Thanks to mookster for his help on this one.this was the last visit of the day just before the meet up.it was a lovely couple of hours solo exploring this place.steeped in history even though it is just an empty shell.the light was low when I arrived which meant there was some fantastic light.the site based at Bentham opened in 1917 and shut in 1963.it was used not to build the planes but to build prototypes and test them.the first jet engine was tested and built here.the site has been used by several companies since.but now lays mainly unused.there are six buildings on site..two hangars.the main hangar,a live building which had lights on.another building next to that which was in a real state.then the admin building which showed signs of a fire.i knew there was some serious stuff went on here when I went in one hangar and it had "warning radiation" on the wall.


----------



## Sam Haltin (Feb 9, 2016)

Nicely done. And good photographs.


----------



## HughieD (Feb 9, 2016)

Although this place is empty I love the sense of space that you capture on your excellent pictures....


----------



## Conrad (Feb 9, 2016)

Well captured as always


----------



## tazong (Feb 10, 2016)

Fantastic fella - great explore - i would eat a meat pie to go there - i am a veggie


----------



## krela (Feb 10, 2016)

Really great photos Mikey, thanks.


----------



## smiler (Feb 10, 2016)

Proper Job Mikey, Thanks


----------



## tumble112 (Feb 10, 2016)

This is quite a place, such a story to tell. Well captured as ever.


----------



## fluffy5518 (Feb 10, 2016)

Loving it !! Superb photography as always !!


----------



## Jon6D (Feb 10, 2016)

Cracking post and great photos, thanks


----------



## flyboys90 (Feb 10, 2016)

If only the walls could talk!!Stunning images Mikey.


----------



## Rubex (Feb 10, 2016)

Oh why did I have to be busy that weekend?  I missed loads. Lovely photos Mikeymutt


----------



## UrbanX (Feb 15, 2016)

What a place! Beautifully documented too! 
Thanks for sharing


----------



## Dirus_Strictus (Feb 15, 2016)

Quote knew there was some serious stuff went on here when I went in one hangar and it had "warning radiation" on the wall.Quote

Nothing very sinister - just a few cylindrical containers containing a radio active isotope. In the days before the modern ultrasonic methods of crack detecting, all welds were X-rayed and the results captured on a photographic plate. A very common sight in a manufacturers premises where welding was super critical. There were one or two quite serious incidents where the isotope containers ended up as unlicensed scrap - fortunately they were traced before being cut up / opened by the curious!

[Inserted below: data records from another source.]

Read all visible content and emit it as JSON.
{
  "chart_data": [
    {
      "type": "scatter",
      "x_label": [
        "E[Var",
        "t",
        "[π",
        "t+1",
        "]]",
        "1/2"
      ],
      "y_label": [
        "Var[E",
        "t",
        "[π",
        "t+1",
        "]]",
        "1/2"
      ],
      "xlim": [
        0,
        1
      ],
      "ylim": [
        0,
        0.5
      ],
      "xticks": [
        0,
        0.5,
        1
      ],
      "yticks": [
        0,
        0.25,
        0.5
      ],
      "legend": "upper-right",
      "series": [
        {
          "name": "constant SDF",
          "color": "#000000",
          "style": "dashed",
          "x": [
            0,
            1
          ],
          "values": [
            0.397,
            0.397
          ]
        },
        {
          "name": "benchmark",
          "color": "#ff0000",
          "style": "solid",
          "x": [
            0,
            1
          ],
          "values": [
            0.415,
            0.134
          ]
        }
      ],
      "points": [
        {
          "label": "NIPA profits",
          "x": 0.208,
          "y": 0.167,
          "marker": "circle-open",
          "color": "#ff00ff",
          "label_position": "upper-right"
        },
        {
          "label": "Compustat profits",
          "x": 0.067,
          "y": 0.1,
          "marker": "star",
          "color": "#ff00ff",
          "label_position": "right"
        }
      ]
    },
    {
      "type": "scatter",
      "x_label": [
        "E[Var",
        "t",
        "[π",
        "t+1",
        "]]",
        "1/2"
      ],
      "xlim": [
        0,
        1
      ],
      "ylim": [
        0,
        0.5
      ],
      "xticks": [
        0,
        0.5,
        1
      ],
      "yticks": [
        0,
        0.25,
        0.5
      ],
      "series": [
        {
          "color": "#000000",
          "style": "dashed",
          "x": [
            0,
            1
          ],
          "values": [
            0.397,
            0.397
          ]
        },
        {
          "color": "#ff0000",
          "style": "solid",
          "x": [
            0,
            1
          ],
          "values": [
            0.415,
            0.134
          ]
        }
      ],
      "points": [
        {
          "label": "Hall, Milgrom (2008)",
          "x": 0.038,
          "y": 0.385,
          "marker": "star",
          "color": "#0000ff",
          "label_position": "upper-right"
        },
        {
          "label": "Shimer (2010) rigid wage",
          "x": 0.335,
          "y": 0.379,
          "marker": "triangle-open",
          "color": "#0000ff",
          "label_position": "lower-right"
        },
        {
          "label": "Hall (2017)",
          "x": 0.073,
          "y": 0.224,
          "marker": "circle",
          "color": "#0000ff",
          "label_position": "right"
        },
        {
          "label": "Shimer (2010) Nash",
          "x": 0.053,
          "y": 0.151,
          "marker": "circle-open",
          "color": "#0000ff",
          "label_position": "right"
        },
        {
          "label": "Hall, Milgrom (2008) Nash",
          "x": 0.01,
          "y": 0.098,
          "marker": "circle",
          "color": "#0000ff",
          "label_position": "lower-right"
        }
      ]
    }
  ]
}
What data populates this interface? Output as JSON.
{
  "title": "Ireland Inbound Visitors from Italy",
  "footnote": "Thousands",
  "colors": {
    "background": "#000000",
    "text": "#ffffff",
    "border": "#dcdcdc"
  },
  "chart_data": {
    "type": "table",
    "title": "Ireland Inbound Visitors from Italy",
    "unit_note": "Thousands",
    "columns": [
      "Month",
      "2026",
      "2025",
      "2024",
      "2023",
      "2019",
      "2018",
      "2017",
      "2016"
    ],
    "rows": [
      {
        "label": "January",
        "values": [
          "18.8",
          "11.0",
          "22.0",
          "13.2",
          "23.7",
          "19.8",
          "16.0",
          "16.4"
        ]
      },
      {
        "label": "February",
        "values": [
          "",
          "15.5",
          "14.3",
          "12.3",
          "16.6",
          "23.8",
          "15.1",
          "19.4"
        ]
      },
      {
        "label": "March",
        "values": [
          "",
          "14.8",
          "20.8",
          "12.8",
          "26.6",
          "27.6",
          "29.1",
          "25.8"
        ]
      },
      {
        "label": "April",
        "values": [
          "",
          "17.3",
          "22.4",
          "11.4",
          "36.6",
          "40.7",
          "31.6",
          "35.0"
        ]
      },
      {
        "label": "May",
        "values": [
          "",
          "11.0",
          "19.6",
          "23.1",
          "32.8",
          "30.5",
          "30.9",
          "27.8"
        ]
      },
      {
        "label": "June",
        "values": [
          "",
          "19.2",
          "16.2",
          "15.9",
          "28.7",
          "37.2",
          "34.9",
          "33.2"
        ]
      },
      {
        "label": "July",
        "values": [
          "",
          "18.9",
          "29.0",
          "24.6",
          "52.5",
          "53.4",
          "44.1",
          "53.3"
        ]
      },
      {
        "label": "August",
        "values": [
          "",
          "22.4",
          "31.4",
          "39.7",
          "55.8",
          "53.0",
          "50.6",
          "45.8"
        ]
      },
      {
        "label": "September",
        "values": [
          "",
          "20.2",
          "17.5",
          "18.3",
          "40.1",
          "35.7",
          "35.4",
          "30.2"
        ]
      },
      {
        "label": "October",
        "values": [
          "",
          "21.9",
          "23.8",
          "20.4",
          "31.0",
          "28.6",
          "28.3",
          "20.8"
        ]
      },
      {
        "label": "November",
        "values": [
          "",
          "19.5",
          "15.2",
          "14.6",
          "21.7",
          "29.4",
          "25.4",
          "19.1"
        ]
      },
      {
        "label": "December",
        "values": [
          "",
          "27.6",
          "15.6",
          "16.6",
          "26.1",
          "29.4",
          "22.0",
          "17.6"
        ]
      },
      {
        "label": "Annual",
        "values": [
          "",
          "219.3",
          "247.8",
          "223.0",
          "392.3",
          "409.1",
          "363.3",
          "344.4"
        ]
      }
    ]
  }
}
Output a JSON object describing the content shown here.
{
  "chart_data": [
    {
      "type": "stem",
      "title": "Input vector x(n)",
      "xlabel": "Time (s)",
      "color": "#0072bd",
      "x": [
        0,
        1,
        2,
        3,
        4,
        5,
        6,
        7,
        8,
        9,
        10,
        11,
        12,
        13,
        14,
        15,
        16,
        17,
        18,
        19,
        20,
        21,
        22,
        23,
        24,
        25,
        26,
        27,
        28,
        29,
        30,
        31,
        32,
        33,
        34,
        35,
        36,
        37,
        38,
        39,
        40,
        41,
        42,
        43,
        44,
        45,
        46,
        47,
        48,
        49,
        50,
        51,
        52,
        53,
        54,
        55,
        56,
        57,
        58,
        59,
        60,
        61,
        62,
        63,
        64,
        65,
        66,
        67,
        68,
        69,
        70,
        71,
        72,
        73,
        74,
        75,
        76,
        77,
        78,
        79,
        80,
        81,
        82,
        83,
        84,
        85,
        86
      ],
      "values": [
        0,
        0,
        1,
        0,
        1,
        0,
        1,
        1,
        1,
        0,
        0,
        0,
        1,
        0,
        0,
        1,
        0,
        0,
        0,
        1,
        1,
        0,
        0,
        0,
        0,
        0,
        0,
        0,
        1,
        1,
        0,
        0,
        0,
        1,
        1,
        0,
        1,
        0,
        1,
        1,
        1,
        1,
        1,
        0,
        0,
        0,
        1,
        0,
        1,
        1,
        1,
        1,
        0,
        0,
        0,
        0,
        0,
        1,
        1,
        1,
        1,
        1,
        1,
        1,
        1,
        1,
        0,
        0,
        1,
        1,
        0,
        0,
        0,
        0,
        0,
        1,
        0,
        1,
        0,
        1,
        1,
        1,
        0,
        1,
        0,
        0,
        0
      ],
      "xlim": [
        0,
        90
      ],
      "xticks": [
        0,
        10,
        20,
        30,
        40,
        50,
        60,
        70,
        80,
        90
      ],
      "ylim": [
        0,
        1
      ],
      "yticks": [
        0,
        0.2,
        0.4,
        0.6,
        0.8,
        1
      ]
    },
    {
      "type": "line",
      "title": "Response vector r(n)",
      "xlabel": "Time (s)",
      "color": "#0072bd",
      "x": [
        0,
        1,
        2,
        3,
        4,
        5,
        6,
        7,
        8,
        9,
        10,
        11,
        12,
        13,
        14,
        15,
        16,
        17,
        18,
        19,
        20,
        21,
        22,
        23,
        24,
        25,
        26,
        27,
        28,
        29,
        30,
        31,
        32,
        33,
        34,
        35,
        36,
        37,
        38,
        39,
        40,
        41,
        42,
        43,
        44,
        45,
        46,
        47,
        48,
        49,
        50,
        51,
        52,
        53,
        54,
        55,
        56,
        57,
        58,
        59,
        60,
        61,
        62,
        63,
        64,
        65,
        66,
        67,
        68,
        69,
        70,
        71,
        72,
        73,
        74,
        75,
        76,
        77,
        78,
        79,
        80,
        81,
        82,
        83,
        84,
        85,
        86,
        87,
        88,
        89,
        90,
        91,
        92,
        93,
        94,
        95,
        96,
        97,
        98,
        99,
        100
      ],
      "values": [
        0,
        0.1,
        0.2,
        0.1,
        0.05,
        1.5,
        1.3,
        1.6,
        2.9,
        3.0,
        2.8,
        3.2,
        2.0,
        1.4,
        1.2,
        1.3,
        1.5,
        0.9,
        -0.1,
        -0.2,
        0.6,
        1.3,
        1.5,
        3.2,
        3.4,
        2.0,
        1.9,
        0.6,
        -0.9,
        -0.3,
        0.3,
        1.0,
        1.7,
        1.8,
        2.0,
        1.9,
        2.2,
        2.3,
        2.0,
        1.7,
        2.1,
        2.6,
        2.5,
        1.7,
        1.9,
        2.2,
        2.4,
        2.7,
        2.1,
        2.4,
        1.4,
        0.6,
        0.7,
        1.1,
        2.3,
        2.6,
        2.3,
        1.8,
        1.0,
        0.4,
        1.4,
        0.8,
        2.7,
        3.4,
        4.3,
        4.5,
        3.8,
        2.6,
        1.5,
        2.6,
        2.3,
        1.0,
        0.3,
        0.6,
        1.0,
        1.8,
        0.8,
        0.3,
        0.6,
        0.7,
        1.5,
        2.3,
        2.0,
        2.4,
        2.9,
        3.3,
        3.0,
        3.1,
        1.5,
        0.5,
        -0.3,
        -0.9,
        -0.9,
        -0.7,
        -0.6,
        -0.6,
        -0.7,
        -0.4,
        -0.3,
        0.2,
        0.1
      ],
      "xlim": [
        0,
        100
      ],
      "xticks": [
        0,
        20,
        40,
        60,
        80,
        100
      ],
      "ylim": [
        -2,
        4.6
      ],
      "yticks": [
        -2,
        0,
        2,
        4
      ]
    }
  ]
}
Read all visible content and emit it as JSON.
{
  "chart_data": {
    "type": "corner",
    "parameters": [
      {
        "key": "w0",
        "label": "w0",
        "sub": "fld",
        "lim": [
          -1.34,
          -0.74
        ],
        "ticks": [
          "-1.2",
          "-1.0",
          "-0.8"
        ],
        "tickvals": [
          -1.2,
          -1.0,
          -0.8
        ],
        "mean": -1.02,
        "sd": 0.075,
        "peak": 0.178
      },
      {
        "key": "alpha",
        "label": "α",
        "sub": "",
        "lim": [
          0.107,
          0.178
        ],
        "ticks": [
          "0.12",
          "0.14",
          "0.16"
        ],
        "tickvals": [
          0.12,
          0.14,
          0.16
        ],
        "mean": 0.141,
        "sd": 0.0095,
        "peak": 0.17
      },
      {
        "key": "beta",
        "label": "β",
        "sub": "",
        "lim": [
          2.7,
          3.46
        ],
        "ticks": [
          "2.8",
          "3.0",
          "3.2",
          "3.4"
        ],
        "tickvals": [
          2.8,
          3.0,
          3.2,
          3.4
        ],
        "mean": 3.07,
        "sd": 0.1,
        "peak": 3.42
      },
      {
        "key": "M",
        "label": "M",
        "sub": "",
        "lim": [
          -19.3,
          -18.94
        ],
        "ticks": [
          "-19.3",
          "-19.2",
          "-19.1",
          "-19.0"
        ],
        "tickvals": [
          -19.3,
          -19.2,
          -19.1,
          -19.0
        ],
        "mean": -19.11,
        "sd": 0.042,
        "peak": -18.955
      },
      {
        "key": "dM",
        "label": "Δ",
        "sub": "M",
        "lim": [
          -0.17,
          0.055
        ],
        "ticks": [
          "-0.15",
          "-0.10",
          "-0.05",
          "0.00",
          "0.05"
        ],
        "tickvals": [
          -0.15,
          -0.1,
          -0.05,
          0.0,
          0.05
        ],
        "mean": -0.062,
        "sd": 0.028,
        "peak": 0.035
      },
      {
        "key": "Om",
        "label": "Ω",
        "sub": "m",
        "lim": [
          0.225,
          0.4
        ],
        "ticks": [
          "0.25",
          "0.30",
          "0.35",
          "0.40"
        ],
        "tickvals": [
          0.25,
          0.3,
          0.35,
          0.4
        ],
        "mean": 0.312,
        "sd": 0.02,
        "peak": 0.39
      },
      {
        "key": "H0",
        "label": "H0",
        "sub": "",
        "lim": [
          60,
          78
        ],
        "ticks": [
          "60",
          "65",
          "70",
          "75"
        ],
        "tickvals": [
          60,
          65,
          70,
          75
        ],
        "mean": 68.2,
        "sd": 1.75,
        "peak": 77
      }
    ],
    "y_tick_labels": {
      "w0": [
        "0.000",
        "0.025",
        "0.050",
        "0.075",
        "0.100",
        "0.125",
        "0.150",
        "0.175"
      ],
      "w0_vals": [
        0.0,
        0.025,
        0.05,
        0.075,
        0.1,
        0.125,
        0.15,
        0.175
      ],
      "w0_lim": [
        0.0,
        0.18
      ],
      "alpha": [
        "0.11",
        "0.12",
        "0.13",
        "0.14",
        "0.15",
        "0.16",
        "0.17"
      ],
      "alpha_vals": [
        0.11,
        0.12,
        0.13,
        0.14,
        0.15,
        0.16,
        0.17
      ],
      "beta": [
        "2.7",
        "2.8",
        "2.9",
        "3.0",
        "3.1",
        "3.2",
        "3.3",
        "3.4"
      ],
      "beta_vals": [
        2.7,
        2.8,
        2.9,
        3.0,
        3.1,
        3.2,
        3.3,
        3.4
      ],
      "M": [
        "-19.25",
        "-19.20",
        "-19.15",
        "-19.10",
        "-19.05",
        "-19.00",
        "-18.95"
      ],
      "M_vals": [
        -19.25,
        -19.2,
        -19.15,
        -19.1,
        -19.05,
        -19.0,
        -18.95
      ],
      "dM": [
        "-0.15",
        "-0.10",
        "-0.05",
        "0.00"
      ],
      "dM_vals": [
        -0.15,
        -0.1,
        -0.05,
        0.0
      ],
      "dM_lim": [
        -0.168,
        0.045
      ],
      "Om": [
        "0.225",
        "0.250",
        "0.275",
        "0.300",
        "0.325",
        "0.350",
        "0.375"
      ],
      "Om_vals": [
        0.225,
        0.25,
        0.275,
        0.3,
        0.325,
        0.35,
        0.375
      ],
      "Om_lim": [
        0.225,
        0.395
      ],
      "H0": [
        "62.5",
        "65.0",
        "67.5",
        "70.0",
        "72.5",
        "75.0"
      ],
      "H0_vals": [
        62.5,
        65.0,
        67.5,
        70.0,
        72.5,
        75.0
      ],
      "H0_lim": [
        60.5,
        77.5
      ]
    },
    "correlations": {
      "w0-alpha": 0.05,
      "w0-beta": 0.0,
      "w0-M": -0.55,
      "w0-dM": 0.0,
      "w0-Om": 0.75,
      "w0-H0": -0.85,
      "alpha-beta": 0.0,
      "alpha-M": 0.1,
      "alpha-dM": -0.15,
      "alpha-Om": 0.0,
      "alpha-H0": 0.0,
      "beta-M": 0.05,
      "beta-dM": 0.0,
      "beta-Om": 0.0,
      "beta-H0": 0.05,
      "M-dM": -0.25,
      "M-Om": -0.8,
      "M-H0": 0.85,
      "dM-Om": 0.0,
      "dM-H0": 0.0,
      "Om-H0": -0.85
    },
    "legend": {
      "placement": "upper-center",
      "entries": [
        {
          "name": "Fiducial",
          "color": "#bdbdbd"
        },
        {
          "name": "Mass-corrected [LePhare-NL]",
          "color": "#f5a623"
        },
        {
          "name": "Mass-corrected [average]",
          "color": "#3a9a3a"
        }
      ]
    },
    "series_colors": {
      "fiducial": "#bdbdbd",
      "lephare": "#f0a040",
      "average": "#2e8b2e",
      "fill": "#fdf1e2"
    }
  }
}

A very good set of images here.


----------



## Doodle (Mar 9, 2016)

Nice pics, I assume 'Gloster' is a code name..?


----------



## krela (Mar 9, 2016)

Ummmm no, really not a code name. 

Gloster Aircraft Company - Wikipedia, the free encyclopedia

Sent from my SM-G925F using Tapatalk


----------



## Dawny (Mar 9, 2016)

Stunning photos, just beautiful.


----------



## theartist (Mar 9, 2016)

not a zit that relates to its original porpois. shame


----------



## Doodle (Mar 9, 2016)

My bad. Great photos as always though


----------



## scottyg100 (Apr 8, 2016)

Spectacular photos thanks


----------



## Lone Wanderer (Apr 9, 2016)

Fabulous photos!! Thanks for sharing


----------